On 4/3/2013 2:19 AM, Chris Knadle wrote:
On Tuesday, April 02, 2013 23:41:36, Gary A Mort wrote:
[...]
Secondly, I had no end of heck dealing with UEFI. I could install Linux
Mint[a Ubuntu derivative] just fine but when it came time to reboot, it
kept going to windows. In the end, I disabled UEFI since I was doing a
separate hard drive anyway and just switch it back on when I go to windows.
In the short run disabling UEFI is fine. However I recommend watching the
following talk regardless, because there's a tool available to manipulate the
UEFI keys so that you "own" your own system. By default the root key is one
owned by Microsoft, and you can replace it with your own, as well as other
things.
http://mirror.linux.org.au/linux.conf.au/2013/mp4/Making_UEFI_Secure_boot_work_for_you.mp4
I have a low end, slow laptop and Linux Mint was nice and zippy, did
everything at the speed I wanted.....except the silly Realtek wireless
card would not work properly. It constantly dropped my connection,
would not connect, would not connect to open wifi networks, etc.
It got to the point that I finally gave up and am unhappily using
Windows 8 and counting the days until I can upgrade to a new
computer....this time I will double check the network card compatibility
before getting it and then I will finally be back on Mint and happy.
Out of curiosity was this in combination with using ndiswrapper?
Wireless on Linux is sometimes still in a troubled state because the kernel
developers can't get specs on the devices from the manufacturer, and the
firmware is sometimes buggy. Some kernel versions have better support for
specific devices than others.
And yeah, unfortunately when buying hardware desitined for Linux, there's a
lot of "let the buyer beware" to take account for. :-/ So I agree that it
takes research beforehand.
I did try the ndiswrapper, but that was the last thing I tried. First I
tried the drivers in the apt repositories, then I tried compiling and
installing realtek's drivers manually[with presumably a binary blob
somewhere in their process] and then ndiswrapper.
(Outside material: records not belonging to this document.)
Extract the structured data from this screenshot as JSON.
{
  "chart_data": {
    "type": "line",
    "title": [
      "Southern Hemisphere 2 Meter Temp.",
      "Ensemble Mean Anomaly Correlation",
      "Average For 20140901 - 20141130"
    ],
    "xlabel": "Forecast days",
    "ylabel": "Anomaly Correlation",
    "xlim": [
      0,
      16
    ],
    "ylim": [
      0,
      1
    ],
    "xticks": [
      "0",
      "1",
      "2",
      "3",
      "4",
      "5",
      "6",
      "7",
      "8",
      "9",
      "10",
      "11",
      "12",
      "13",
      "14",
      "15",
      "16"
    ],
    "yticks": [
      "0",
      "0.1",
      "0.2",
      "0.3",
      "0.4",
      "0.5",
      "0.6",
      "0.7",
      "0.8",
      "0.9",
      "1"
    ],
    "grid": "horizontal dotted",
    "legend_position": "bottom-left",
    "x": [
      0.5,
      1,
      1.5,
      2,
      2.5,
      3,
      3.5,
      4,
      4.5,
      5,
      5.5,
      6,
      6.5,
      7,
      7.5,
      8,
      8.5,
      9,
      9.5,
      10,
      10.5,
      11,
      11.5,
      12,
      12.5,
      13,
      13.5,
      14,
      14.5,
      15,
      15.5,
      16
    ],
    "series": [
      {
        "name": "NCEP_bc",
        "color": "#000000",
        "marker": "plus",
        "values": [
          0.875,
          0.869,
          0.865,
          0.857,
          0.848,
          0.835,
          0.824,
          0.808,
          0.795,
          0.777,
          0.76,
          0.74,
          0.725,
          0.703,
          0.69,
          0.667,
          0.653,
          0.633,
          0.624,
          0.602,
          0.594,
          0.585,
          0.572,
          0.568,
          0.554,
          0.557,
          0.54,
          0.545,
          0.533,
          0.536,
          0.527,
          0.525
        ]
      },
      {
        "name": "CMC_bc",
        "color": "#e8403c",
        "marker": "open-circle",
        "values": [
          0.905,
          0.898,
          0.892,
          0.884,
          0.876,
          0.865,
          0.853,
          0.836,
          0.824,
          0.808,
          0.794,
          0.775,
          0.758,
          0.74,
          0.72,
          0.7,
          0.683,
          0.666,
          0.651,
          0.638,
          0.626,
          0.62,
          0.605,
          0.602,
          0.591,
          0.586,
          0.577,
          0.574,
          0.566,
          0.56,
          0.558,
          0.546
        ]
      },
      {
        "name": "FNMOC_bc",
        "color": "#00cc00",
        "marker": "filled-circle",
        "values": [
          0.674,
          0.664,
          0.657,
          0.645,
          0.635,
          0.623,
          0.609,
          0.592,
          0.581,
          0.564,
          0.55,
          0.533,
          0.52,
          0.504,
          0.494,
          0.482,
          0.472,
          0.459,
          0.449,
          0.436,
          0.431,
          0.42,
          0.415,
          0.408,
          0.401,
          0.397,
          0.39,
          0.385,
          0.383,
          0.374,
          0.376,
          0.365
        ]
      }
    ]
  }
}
http://www.realtek.com.tw/downloads/downloadsView.aspx?Langid=1&PNid=48&PFid=48&Level=5&Conn=4&DownTypeID=3&GetDown=false&Downloads=true#RTL8188CE
The really frustrating thing is that in addition to the built-in card[a
RTL8192CE] I also have a usb version which I had used when having
trouble with my previous laptop.
Most troubleshooting steps include enabling software encryption - which
had worked for me before. On the new laptop it made things worse and I
found I had to disable it instead to get slightly better performance.
My guess is that there is a binary blob being used when on-card
encryption is used - and that the problem lies with it. Enabling
software encoding moves things off the card and onto the CPU, bypassing
the problem. Since my new system is rather low end, I assume the CPU
just can't keep up with wifi.
*shrug*....it works for windows and runs PHPStorm and Smartgit, so I can
use it for projects and get a better system a few months down the line.